ADDRESSING THE RISKS OF TOXIC GAS ACCUMULATION IN UNDERGROUND MINES: A COMPREHENSIVE APPROACH TO VENTILATION, DETECTION, AND WORKER SAFETY

Abstract

This thesis evaluates the risks associated with the inadequate ventilation of toxic gases in underground mining environments by utilizing a simulation-driven assessment of a real-world, undisclosed room-and-pillar mine layout. The study focuses on four critical airborne contaminants—methane (〖CH〗_4), carbon monoxide (CO), nitrogen dioxide (〖NO〗_2), and diesel particulate matter (DPM)—which are routinely generated through geological emissions, methane exposure operations, and diesel equipment activity. These pollutants pose both acute and chronic health hazards, especially when allowed to accumulate in confined mine workings without sufficient dispersion or real-time monitoring. Traditional gas hazard management strategies, relying on static ventilation designs and threshold-triggered alarm systems, have shown limited adaptability in accounting for dynamic spatial and temporal fluctuations in gas concentrations. To address these limitations, this research adopts a scenario-based simulation approach using Ventsim™ Visual software to model airflow and contaminant behavior under realistic operational conditions.
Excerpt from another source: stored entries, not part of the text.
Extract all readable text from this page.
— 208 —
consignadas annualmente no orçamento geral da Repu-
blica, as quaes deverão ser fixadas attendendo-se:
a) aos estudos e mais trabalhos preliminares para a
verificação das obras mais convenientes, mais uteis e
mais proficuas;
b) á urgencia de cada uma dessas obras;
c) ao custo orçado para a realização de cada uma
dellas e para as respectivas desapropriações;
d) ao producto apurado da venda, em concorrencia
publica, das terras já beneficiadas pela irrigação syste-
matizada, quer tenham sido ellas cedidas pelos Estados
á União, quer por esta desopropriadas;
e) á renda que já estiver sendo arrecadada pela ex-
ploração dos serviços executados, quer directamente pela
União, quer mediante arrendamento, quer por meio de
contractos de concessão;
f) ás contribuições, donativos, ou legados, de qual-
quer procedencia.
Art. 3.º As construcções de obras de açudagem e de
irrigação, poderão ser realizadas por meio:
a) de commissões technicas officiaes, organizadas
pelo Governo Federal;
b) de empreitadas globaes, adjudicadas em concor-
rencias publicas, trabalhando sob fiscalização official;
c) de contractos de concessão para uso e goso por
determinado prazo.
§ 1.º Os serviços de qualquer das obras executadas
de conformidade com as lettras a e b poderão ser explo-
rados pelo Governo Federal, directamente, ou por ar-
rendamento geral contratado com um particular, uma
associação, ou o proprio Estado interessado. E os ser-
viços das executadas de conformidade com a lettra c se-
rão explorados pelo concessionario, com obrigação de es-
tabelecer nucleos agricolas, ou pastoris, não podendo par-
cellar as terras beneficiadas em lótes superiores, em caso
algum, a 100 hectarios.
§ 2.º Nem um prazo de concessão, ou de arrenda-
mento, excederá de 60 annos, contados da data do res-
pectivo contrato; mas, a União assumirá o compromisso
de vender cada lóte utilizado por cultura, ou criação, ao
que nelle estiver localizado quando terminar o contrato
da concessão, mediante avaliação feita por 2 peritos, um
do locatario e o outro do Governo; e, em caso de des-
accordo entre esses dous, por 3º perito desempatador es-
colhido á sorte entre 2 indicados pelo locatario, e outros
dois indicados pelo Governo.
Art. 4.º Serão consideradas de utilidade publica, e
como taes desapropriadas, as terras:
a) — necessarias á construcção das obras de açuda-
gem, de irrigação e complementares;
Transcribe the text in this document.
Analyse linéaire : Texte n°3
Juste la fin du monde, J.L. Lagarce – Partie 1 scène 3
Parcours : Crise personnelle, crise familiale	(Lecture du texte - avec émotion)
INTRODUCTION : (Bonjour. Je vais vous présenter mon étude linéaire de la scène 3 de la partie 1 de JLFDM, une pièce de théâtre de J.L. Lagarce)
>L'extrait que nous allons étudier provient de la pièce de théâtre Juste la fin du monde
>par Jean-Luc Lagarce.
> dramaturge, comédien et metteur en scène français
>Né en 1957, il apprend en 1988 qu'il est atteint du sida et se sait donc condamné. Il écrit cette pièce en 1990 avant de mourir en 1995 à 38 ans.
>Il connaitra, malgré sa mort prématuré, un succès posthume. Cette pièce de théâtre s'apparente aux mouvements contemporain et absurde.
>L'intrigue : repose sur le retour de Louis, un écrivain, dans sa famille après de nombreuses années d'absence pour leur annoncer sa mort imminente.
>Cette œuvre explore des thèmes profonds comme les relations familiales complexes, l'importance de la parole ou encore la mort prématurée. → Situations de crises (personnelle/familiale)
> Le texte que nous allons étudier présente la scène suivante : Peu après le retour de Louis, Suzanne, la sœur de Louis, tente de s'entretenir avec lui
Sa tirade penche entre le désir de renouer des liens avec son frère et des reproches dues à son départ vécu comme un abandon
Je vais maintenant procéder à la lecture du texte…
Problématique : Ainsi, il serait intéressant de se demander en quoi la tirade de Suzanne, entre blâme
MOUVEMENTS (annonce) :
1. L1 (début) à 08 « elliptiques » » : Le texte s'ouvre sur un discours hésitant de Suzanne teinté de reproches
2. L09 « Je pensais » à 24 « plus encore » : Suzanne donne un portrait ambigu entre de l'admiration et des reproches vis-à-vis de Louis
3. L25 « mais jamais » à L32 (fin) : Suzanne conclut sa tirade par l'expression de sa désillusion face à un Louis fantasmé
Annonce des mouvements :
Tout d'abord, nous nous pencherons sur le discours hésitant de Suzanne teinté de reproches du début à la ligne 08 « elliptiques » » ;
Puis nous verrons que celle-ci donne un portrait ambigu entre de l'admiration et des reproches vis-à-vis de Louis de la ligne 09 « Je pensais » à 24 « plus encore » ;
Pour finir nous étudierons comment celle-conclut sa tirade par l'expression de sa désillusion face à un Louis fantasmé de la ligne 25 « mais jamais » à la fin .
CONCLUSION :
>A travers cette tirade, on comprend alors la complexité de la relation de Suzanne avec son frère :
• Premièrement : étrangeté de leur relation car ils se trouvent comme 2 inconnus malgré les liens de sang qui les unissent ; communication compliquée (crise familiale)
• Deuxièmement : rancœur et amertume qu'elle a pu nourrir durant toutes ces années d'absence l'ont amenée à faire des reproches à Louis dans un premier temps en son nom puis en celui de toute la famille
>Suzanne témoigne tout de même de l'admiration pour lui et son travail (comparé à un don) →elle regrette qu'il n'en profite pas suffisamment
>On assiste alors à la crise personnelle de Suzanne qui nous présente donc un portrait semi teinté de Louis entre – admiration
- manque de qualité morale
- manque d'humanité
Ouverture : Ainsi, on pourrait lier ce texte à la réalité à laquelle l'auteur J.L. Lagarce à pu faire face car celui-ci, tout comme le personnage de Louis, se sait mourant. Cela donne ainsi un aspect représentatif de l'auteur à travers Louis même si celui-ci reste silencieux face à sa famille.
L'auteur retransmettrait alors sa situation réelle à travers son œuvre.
The simulations are conducted within the geometric and infrastructural constraints of a confidential production section from an active room-and-pillar mine, allowing for more accurate representation of field ventilation challenges. The analysis incorporates secondary data from peer-reviewed studies, regulatory exposure limits, and empirical emission benchmarks to evaluate system performance under three core scenarios: baseline ventilation, post-exposure contaminant release, and localized diesel equipment operation. Results highlight critical ventilation inefficiencies, including persistent stagnation zones and delayed gas clearance times, particularly in regions distal from intake airways. These findings validate the hypothesis that conventional ventilation systems may fall short of regulatory compliance during transient or sustained emission events. By identifying specific airflow vulnerabilities and pollutant accumulation patterns, the study demonstrates the value of predictive simulation in informing adaptive ventilation strategies. This research contributes to the advancement of intelligent mine safety systems, offering data-informed guidance for improving ventilation efficiency and occupational health protection in underground mining contexts.